Para o cientista político Helso Ribeiro, o crescimento da direita é “fruto de uma visão que está sendo desenvolvida contra estrangeiros.” Helso explica que vê um crescimento se desenvolvendo dentro de um “binômio de emprego e a questão da migração mundo afora, algo que afeta bastante os países desenvolvidos,” criando um sentimento de nacionalismo exacerbado.
Trump risco para democracia?
Bruno Soller, estrategista eleitoral, não acredita que a vitória de Donald Trump represente um risco à democracia americana. Segundo ele, “a democracia é um bem dos Estados Unidos. Trump já foi presidente, perdeu e as instituições garantiram a continuidade da ordem e da democracia. Os EUA já passaram por atentados que vitimaram presidentes, processos de impeachment e outras tantas coisas, mas mesmo assim, tudo seguiu adiante. A volta de Trump seria só mais uma página nesse imenso livro.”
Helso Ribeiro compartilha uma visão semelhante.
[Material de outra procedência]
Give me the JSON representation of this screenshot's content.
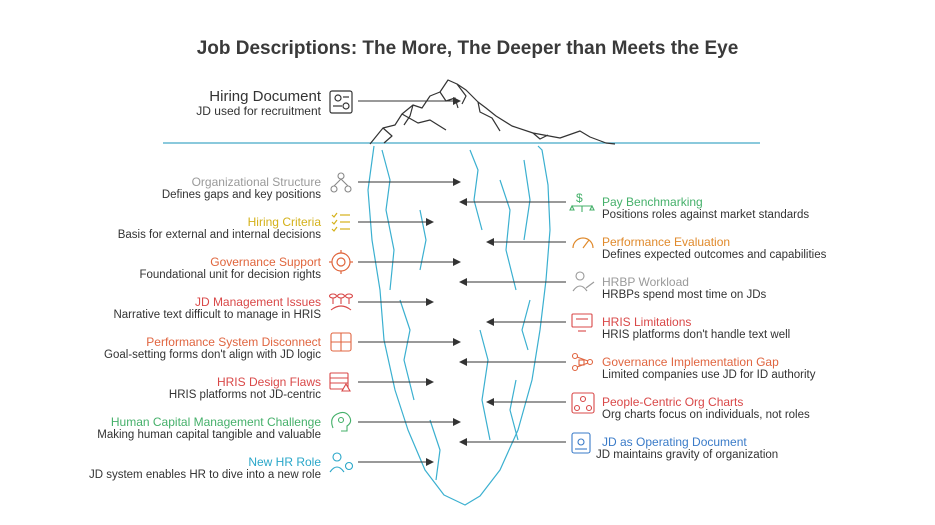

Ele afirma: “Eu não vejo na vitória de Donald Trump um risco à democracia. Eu lastimei quando ele perdeu as eleições, aquele tumulto que fizeram, e estão pagando, estão respondendo por isso, aquilo que fizeram, invadindo o Capitólio. Eu achei lastimável o ex-presidente Trump não ter passado a faixa para Joseph Biden. Mas eu diria que é algo pontual, tá? Então, eu não vejo a vitória de Donald Trump, um megaempresário com uma visão de liberalismo mais forte, como uma ameaça à democracia. Caso ele vença, a gente está tratando de especulações. Com um viés forte de relações de integração, os Estados Unidos é o país que mais tem relações mundo afora e ele vai permanecer com isso, que é interessante para os Estados Unidos.”
Ambos os especialistas ressaltam a resiliência das instituições americanas e acreditam que, mesmo com o retorno de Trump, a democracia nos Estados Unidos permanecerá robusta e funcional.